Desolazione (Gabriela Mistral)
Donna forte
"Ricordo il tuo viso che era fisso ai miei giorni,
donna in gonna blu e fronte abbrustolita,
quale è stata la mia infanzia e nella mia terra di ambrosia
Ho visto il solco nero aperto in un aprile infuocato.

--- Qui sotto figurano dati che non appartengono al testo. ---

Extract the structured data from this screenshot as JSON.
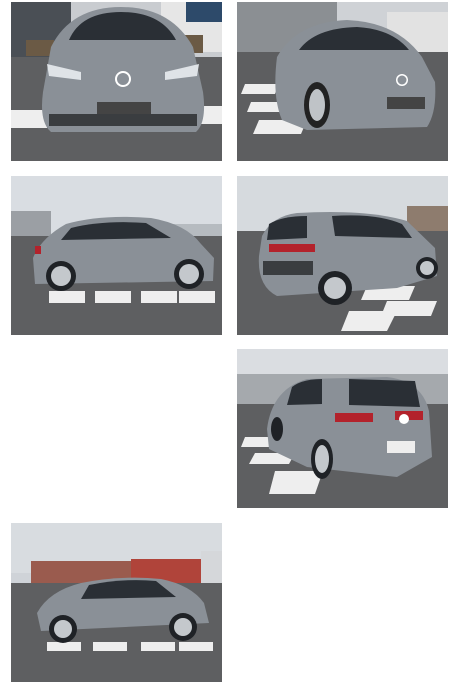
{
  "gallery": {
    "photos": [
      {
        "view": "front",
        "alt": ""
      },
      {
        "view": "front-three-quarter",
        "alt": ""
      },
      {
        "view": "side-left",
        "alt": ""
      },
      {
        "view": "rear-three-quarter-right",
        "alt": ""
      },
      {
        "view": "rear-three-quarter-left",
        "alt": ""
      },
      {
        "view": "side-left-far",
        "alt": ""
      }
    ]
  },
  "colors": {
    "car_body": "#8a9097",
    "sky": "#d9dde2",
    "asphalt": "#5e5f61",
    "markings": "#eeeeee",
    "glass": "#2a2f35",
    "taillight": "#b3222b"
  }
}
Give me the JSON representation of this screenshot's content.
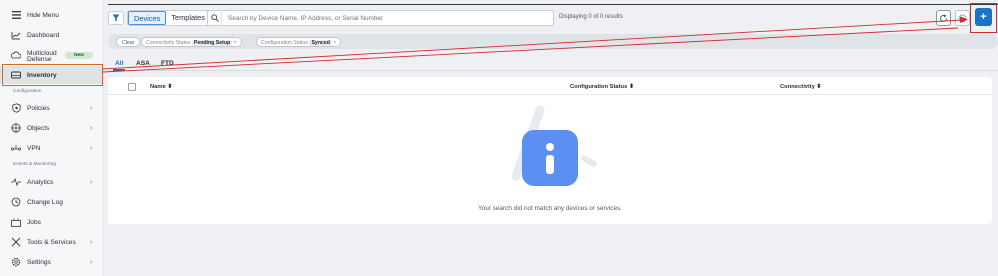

Alzava nella taverna, ubriaco, la coppa impura
colui che ha attaccato un figlio al petto di un giglio,
e sotto quel ricordo, che era una bruciatura,
il seme è caduto dalla tua mano, sereno.
… E il fango sui tuoi piedi bacerà ancora,
perché tra cento mondani non ho trovato la tua faccia
E anche la tua ombra nei solchi che seguo con la mia canzone! ”.
Silvas americanas (Andrés Bello)
Silva all'agricoltura della zona torrida
"Salve, zona fertile,
che circoscrivi al sole innamorato
il corso vago, e quanto l'essere è incoraggiato
in ogni tempo
accarezzato dalla sua luce, concepisci!
Tessete l'estate la sua ghirlanda
granate a punta; tu l'uva
tu dai alla bollente Cuba,
non di frutta viola, né rossa, né gialla,
alle tue belle foreste ”.
Una notte d'estate
"Una notte d'estate
-il balcone era aperto
e la porta di casa mia
la morte è entrata in casa mia …
Silenzioso e senza guardarmi,
la morte è accaduta di nuovo
davanti a me cosa hai fatto?
La morte non ha risposto… ”.
Riferimenti
- Lirica. (2019). Spagna: Wikipedia. Estratto da: es.wikipedia.org.
- Lirica. (2011). (N / a): portale educativo. Recupero da: portaleducativo.net.
- Calderón, G. (S. f.). Lirica. (N / a): Euston 96. Estratto da: euston96.com.
- Caratteristiche del genere lirico (poesia). (2015). (N / a): caratteristiche. Org. Estratto da: caracteristicas.org.
- Lirica. (2011). Colombia: angolo letterario. Estratto da: elrinconliterariodelilo.blogspot.com.